The calculated linear coefficient of 0.982 shows optimistic correlation between observed and simulated head values. According to [13], well-calibrated models are anticipated to have linear regression coefficients close to 1. In this case, the calibrated groundwater model can be said to have been well-calibrated.

Scatter plot graph was plotted to demonstrate the comparison amongst observed and calculated heads at 95% sureness interval. The scatter plot demonstrates a good scattering of residual around zero. This defines that there is no prejudice in the calibrated values and the information can be used for more analysis of the groundwater flow model. Figure 11 shows the scatter plot graph for calculated head and observed head for the calibration model.

5. Model Validation

Groundwater flow model was validated using groundwater levels at 3 monitoring wells. The performance statistics for validated model are shown in Table 5.

The NMRS for validated model was 8.307% which is slightly less than that of the calibrated model (8.405%) by 0.09%. The linear correlation was calculated as 0.988 which was very close to that of the calibrated model. In addition, most of the performance statistics for validation model were within acceptable set criteria.

The scatter plot demonstrates a good scattering of residual around zero as shown in Figure 12, which means that the validated model yielded comparable water elevations for most of the wells. This implies that the validated model can be used for prediction purposes and hence suitable for management of the groundwater aquifer of the study area.

6. Conclusions

Estimation of groundwater recharge has been increasingly implemented in previous studies because of high water demand. The estimation of groundwater recharge using GIS methods resulted in a mean recharge value of 12.04 mm/year which shows a close comparison with previous studies conducted by [11] using Chlorine Mass Balance (CMB) and [4] using Water-TableFluctuation (WTF). This implies that GIS is a potential tool that can be used to estimate groundwater recharge.

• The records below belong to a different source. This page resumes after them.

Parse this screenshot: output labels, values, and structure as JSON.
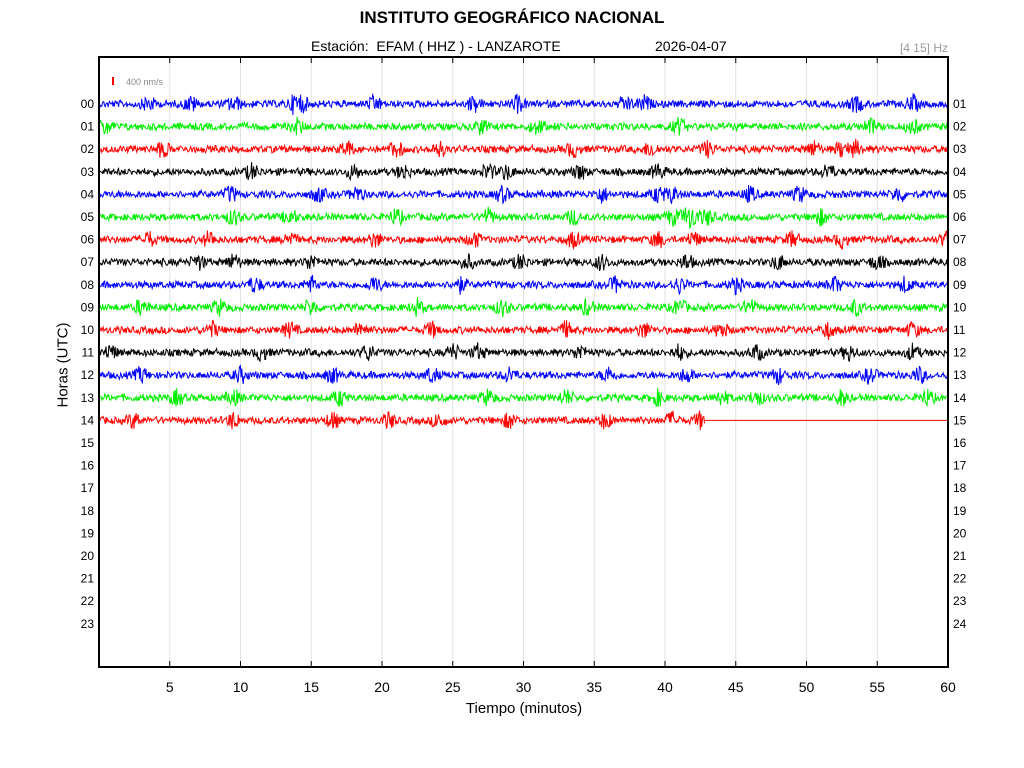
{
  "header": {
    "title": "INSTITUTO GEOGRÁFICO NACIONAL",
    "subtitle": "Estación:  EFAM ( HHZ ) - LANZAROTE",
    "date": "2026-04-07",
    "band": "[4 15] Hz"
  },
  "chart_data": {
    "type": "line",
    "title": "INSTITUTO GEOGRÁFICO NACIONAL",
    "xlabel": "Tiempo (minutos)",
    "ylabel": "Horas (UTC)",
    "xlim": [
      0,
      60
    ],
    "x_ticks": [
      5,
      10,
      15,
      20,
      25,
      30,
      35,
      40,
      45,
      50,
      55,
      60
    ],
    "left_hour_labels": [
      "00",
      "01",
      "02",
      "03",
      "04",
      "05",
      "06",
      "07",
      "08",
      "09",
      "10",
      "11",
      "12",
      "13",
      "14",
      "15",
      "16",
      "17",
      "18",
      "19",
      "20",
      "21",
      "22",
      "23"
    ],
    "right_hour_labels": [
      "01",
      "02",
      "03",
      "04",
      "05",
      "06",
      "07",
      "08",
      "09",
      "10",
      "11",
      "12",
      "13",
      "14",
      "15",
      "16",
      "17",
      "18",
      "19",
      "20",
      "21",
      "22",
      "23",
      "24"
    ],
    "scale_bar_label": "400 nm/s",
    "grid_x": true,
    "colors": [
      "#0000ff",
      "#00ee00",
      "#ff0000",
      "#000000"
    ],
    "series": [
      {
        "hour": "00",
        "color": "#0000ff",
        "minutes_recorded": 60,
        "events_min": [
          3.5,
          6.5,
          9.5,
          13.8,
          14.3,
          19.5,
          26.5,
          29.6,
          37.2,
          38.5,
          53.5,
          57.5
        ]
      },
      {
        "hour": "01",
        "color": "#00ee00",
        "minutes_recorded": 60,
        "events_min": [
          0.5,
          14.0,
          27.0,
          31.0,
          41.0,
          54.5,
          57.5
        ]
      },
      {
        "hour": "02",
        "color": "#ff0000",
        "minutes_recorded": 60,
        "events_min": [
          4.5,
          17.5,
          21.0,
          24.0,
          33.5,
          39.0,
          43.0,
          50.5,
          52.5,
          53.5
        ]
      },
      {
        "hour": "03",
        "color": "#000000",
        "minutes_recorded": 60,
        "events_min": [
          10.8,
          18.0,
          21.5,
          27.5,
          28.8,
          34.0,
          39.5,
          51.5
        ]
      },
      {
        "hour": "04",
        "color": "#0000ff",
        "minutes_recorded": 60,
        "events_min": [
          9.3,
          15.5,
          18.2,
          28.5,
          35.5,
          39.5,
          40.5,
          46.0,
          49.5,
          56.5
        ]
      },
      {
        "hour": "05",
        "color": "#00ee00",
        "minutes_recorded": 60,
        "events_min": [
          9.5,
          13.5,
          21.0,
          27.5,
          33.5,
          40.5,
          41.5,
          42.0,
          43.0,
          51.0
        ]
      },
      {
        "hour": "06",
        "color": "#ff0000",
        "minutes_recorded": 60,
        "events_min": [
          3.5,
          7.8,
          13.5,
          19.5,
          26.5,
          33.5,
          39.5,
          42.0,
          49.0,
          52.5,
          59.9
        ]
      },
      {
        "hour": "07",
        "color": "#000000",
        "minutes_recorded": 60,
        "events_min": [
          7.0,
          9.5,
          15.0,
          26.0,
          29.8,
          35.5,
          41.5,
          48.0,
          55.0
        ]
      },
      {
        "hour": "08",
        "color": "#0000ff",
        "minutes_recorded": 60,
        "events_min": [
          11.0,
          15.0,
          19.5,
          25.5,
          36.5,
          41.0,
          45.0,
          52.0,
          57.0
        ]
      },
      {
        "hour": "09",
        "color": "#00ee00",
        "minutes_recorded": 60,
        "events_min": [
          3.0,
          8.5,
          15.0,
          22.5,
          28.5,
          34.5,
          41.0,
          46.0,
          53.5
        ]
      },
      {
        "hour": "10",
        "color": "#ff0000",
        "minutes_recorded": 60,
        "events_min": [
          8.0,
          13.5,
          18.5,
          23.5,
          33.0,
          38.5,
          44.0,
          51.5,
          57.5
        ]
      },
      {
        "hour": "11",
        "color": "#000000",
        "minutes_recorded": 60,
        "events_min": [
          0.8,
          11.5,
          19.0,
          25.0,
          26.8,
          34.0,
          41.0,
          46.5,
          53.0,
          57.5
        ]
      },
      {
        "hour": "12",
        "color": "#0000ff",
        "minutes_recorded": 60,
        "events_min": [
          3.0,
          10.0,
          16.5,
          23.5,
          29.0,
          36.0,
          41.5,
          48.0,
          54.5,
          58.0
        ]
      },
      {
        "hour": "13",
        "color": "#00ee00",
        "minutes_recorded": 60,
        "events_min": [
          5.5,
          9.5,
          17.0,
          27.5,
          33.0,
          39.5,
          44.0,
          46.5,
          52.5,
          58.5
        ]
      },
      {
        "hour": "14",
        "color": "#ff0000",
        "minutes_recorded": 42.8,
        "events_min": [
          2.5,
          9.5,
          16.5,
          20.5,
          24.0,
          29.0,
          35.8,
          40.5,
          42.5
        ]
      }
    ]
  }
}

Groundwater recharge values can be useful to engineers in decision making for activities such as designing an optimal sustainable groundwater supply system with appropriate groundwater management resources. As the population

Figure 11. Scatter plot graph for calculated versus observed head.

Figure 12. Scatter plot graph for calculated versus observed head.

Table 5. Records of calibrated groundwater flow model.

increases annually, it is therefore necessary to evaluate possible future water demand. These results also help planners to properly plan for future water supply.

Conflicts of Interest

The authors declare no conflicts of interest regarding the publication of this paper.